Passer de directeur du bureau d’une députée à la direction générale d’une municipalité pour bientôt devenir le numéro un d’un club de golf de 150 ans d’histoire, c’est un parcours professionnel intéressant. C’est celui de Martin Guerin. Il ne porte pas de lunettes roses parce qu’il connait très bien les défis qui se dressent devant lui.
«Les gens sont souriants et viennent ici pour s’amuser. Je m’amuse aussi », dit-il après ses premiers 100 jours comme directeur des opérations golf. Une belle occasion aussi pour l’auteur de ces lignes de se commettre sur le futur de ce club.
Martin Guérin s’estime mégachanceux de pouvoir compter sur Marc Villeneuve, qui quittera à la fin de l’année. L’actuel DG connaît le club dans ses moindres détails. “«Ça facilite tellement la transition et l’apprentissage », dit celui qui lui succèdera.
Les défis du Murray Bay sont nombreux et grands. J’hésite à dire titanesque pour ne pas décourager personne.
“«Je vois les défis d’un bon œil. Ils ne se règleront pas en six mois. Il y a des options à travailler et un gros travail à faire en communication. Il faut s’assurer d’avoir les bons arguments avec du poids pour aller chercher ce qu’il nous faut. On va approcher des gens. Ça peut aller vite. On ne sait jamais. Je suis optimiste face à ce projet », disait Martin Guérin en marge de l’assemblée générale annuelle.
Oui le dossier du futur chalet a connu des péripéties. Et puis après. Un projet de cette envergure n’est pas sans surprise.
C’est bien évident que mon jupon dépasse dans cette chronique. Je suis un amateur de golf. Je trouve important que tous les clubs de la région fonctionnent bien. Donc. Oui, pour moi, le Club de golf Murray Bay doit se donner les moyens de prospérer et de se développer. Je ne crois pas qu’un projet de 10 M$ soit l’option à retenir. Même si le 2 X 4 se vend cher, je suis convaincu qu’on peut arriver à se plonger vers l’avenir à un coût pas mal moins élevé.

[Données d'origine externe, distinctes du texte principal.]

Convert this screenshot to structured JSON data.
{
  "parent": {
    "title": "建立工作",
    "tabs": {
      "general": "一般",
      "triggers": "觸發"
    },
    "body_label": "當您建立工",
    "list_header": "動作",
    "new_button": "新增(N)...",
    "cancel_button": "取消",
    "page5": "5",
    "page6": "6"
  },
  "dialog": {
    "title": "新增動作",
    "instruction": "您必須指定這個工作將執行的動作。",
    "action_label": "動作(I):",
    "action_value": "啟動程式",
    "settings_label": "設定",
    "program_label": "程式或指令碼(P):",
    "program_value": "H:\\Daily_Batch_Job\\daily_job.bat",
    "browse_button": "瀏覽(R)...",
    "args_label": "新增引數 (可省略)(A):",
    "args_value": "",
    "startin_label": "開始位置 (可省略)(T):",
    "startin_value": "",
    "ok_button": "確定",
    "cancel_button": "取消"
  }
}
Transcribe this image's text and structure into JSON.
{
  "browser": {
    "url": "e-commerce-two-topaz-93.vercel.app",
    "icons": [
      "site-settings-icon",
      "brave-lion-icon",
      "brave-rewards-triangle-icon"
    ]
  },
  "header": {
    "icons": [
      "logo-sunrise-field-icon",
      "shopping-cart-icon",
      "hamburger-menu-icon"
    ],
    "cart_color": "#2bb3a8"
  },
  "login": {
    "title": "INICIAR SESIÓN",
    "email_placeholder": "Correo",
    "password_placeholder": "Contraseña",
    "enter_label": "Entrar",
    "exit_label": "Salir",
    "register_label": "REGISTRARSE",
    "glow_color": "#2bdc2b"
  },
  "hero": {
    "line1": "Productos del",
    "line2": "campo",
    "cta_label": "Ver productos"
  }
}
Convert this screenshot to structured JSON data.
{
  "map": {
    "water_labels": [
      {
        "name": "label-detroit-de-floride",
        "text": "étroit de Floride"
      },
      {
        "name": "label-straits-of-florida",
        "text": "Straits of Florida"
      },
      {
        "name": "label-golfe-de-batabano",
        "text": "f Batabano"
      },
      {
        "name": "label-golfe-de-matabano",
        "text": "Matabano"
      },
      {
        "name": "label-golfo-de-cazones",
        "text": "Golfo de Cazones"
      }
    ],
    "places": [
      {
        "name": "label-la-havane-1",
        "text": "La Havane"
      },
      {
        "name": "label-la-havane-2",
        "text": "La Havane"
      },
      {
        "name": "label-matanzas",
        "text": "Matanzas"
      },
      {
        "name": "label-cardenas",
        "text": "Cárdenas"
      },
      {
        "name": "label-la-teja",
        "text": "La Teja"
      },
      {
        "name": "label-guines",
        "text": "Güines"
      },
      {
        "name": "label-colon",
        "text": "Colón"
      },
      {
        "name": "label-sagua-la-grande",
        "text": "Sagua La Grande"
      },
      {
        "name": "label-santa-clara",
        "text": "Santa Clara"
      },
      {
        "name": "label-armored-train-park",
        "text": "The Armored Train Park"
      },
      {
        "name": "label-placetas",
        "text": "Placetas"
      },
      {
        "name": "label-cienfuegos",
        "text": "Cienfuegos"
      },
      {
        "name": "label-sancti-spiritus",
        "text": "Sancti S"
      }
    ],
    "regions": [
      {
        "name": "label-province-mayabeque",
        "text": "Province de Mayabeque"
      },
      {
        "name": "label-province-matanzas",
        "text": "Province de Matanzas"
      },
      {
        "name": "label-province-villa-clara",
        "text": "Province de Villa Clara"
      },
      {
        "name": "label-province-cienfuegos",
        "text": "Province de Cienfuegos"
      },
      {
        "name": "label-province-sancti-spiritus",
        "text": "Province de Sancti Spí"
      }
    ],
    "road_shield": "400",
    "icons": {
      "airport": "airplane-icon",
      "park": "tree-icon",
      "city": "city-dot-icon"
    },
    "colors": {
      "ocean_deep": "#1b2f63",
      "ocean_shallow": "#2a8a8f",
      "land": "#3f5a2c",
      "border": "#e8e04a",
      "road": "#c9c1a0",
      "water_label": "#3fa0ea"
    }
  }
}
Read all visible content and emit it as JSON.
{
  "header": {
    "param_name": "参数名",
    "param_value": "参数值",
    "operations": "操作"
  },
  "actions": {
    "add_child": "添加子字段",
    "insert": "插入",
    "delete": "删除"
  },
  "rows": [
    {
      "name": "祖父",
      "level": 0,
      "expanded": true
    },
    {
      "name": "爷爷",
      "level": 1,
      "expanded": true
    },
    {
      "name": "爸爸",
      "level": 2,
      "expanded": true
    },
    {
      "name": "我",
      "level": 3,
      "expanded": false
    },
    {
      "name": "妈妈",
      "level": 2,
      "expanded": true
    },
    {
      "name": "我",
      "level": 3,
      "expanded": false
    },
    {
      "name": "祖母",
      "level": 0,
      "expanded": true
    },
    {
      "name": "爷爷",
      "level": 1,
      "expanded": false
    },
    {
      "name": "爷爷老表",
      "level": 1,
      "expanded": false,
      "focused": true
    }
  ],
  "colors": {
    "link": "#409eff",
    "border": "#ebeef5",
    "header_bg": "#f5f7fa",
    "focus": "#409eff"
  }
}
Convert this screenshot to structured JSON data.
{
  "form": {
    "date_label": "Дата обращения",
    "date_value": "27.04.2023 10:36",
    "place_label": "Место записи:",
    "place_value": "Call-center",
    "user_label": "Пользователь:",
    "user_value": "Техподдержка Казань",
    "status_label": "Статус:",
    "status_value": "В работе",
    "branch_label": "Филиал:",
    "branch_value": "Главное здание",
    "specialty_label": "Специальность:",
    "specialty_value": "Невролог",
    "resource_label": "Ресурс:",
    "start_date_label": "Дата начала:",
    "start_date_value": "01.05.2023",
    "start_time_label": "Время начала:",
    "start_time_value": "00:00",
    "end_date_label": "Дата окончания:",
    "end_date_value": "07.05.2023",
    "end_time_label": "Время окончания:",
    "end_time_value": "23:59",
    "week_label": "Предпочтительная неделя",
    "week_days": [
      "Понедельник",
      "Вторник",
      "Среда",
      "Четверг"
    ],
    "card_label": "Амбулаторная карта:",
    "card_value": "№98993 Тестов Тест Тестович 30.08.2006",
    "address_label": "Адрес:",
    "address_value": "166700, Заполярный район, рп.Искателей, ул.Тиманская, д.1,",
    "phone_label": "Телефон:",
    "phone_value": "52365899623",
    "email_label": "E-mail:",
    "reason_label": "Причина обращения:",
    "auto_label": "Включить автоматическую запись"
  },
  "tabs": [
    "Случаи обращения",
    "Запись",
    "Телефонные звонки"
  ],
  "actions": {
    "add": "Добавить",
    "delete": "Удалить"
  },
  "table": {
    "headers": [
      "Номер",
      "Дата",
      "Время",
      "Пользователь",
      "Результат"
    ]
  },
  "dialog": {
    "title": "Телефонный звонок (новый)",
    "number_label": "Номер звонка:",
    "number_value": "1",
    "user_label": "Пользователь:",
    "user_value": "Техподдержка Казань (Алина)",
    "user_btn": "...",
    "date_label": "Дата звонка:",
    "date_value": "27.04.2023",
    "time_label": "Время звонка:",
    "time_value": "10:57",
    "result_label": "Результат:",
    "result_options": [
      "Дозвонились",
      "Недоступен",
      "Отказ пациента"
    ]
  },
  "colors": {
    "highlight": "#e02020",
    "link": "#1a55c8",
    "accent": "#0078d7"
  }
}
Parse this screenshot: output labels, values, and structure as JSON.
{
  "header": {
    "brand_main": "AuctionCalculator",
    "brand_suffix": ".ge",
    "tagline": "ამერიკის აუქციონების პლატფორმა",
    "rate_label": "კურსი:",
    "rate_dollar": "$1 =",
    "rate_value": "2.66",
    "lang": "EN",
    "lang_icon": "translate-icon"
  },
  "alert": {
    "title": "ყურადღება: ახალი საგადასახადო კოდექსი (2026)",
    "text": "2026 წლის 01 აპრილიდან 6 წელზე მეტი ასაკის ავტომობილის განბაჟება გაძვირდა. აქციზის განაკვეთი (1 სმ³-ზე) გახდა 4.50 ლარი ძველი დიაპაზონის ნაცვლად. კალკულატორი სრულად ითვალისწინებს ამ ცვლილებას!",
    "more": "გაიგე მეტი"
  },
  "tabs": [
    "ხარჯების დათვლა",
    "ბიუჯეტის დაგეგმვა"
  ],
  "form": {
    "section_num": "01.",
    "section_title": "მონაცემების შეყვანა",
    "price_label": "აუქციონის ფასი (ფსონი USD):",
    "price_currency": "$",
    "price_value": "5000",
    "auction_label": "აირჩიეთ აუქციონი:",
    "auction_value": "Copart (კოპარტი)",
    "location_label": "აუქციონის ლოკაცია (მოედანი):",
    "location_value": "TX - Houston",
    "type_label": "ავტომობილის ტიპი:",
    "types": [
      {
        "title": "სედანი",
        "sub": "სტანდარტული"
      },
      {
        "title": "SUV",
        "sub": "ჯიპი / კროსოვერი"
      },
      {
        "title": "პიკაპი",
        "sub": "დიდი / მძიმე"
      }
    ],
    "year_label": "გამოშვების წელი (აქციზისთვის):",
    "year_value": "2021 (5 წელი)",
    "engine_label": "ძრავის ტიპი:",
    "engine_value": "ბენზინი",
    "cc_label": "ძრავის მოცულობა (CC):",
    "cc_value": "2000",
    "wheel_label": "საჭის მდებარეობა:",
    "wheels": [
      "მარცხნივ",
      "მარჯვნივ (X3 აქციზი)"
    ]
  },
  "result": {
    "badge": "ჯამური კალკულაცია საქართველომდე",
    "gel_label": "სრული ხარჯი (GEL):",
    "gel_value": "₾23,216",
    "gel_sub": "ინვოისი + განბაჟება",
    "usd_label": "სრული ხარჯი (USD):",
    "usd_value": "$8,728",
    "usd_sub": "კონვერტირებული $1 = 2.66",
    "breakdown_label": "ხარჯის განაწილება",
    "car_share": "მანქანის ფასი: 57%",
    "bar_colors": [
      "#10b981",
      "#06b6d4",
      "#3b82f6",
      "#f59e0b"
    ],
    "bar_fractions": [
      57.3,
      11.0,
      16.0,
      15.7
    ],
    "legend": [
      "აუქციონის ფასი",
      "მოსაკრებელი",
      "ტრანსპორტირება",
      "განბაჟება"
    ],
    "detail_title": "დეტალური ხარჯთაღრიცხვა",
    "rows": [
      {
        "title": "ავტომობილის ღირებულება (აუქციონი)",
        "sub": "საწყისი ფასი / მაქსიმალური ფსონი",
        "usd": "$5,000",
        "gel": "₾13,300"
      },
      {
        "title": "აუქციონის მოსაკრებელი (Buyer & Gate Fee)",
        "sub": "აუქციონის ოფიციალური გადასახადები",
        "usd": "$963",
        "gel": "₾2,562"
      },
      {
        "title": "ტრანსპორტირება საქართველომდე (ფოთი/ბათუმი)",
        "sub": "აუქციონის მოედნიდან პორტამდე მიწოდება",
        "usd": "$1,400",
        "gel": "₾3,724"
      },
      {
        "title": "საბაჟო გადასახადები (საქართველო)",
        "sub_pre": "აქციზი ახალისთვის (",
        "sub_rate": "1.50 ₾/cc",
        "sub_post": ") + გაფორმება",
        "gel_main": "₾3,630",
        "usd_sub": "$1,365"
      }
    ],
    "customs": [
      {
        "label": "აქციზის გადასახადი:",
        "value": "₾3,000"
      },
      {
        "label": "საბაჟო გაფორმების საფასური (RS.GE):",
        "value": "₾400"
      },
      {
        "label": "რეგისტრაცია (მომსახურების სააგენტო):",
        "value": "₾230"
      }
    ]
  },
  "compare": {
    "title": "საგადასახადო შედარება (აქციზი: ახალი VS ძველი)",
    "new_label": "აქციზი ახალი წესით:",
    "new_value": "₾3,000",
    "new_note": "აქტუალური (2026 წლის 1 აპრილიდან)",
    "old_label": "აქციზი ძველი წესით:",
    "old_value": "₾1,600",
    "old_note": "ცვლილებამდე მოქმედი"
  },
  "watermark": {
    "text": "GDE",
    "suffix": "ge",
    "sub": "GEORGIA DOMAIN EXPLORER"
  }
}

Je comprends que, pour les gouvernements, venir en aide à un golf n’est pas dans la liste des priorités ministérielles. Le discours sera important de la part des dirigeants du club pour convaincre. D’Ailleurs, l’utilisation du mot «pavillon » n’est pas étrangère à la stratégie à venir.
Marc-André Jean, le flamboyant directeur de Charlevoix Jepp Dodge, a été le premier à lever la main en organisant un tournoi pour soutenir le projet du futur pavillon. C’est bien beau remettre environ 80 000$ par édition au club, mais ça va prendre plus que cela pour y arriver.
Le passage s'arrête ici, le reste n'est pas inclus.